LENNÉ, Peter Joseph
(b. 1789, Bonn, d. 1866, Potsdam)

Biography

German landscape architect and gardener. He was the son of the court and university gardener Peter Joseph Lenné the Elder (1756-1821). As director general of the Royal Prussian palaces and parks in Potsdam and Berlin, his work shaped the development of 19th-century German garden design in the Neoclassical style. His parks were laid-out according to the principles of the English landscape garden.

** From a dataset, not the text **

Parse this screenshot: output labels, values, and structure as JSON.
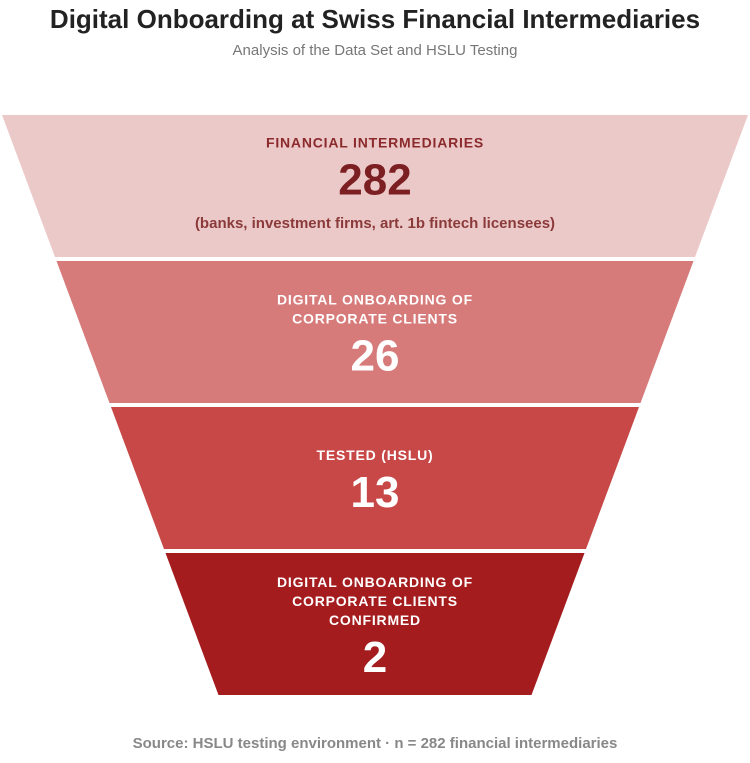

He began his apprenticeship as a gardener in 1808 with his uncle, Josef Clemens Weyhe, court gardener at the electoral Augustusburg and Falkenlust Palaces, Brühl. From 1809 to 1812, Lenné took many study trips, which took him to Southern Germany, to France, and to Switzerland. In 1811, he completed a long internship in Paris with Gabriel Thouin (1747-1829), who was then one of the most famous garden architects in Europe. This made him a master landscaper. On another of these trips, Lenné made the acquaintance of the creator of the English Garden in Munich, the landscape gardener Friedrich Ludwig von Sckell, who would have a lasting influence on Lenné's work.

From Lenné's many designs for landscape parks, the Park Sanssouci in Potsdam, the Park Glienicke in Berlin, and the Tiergarten in Berlin should be mentioned.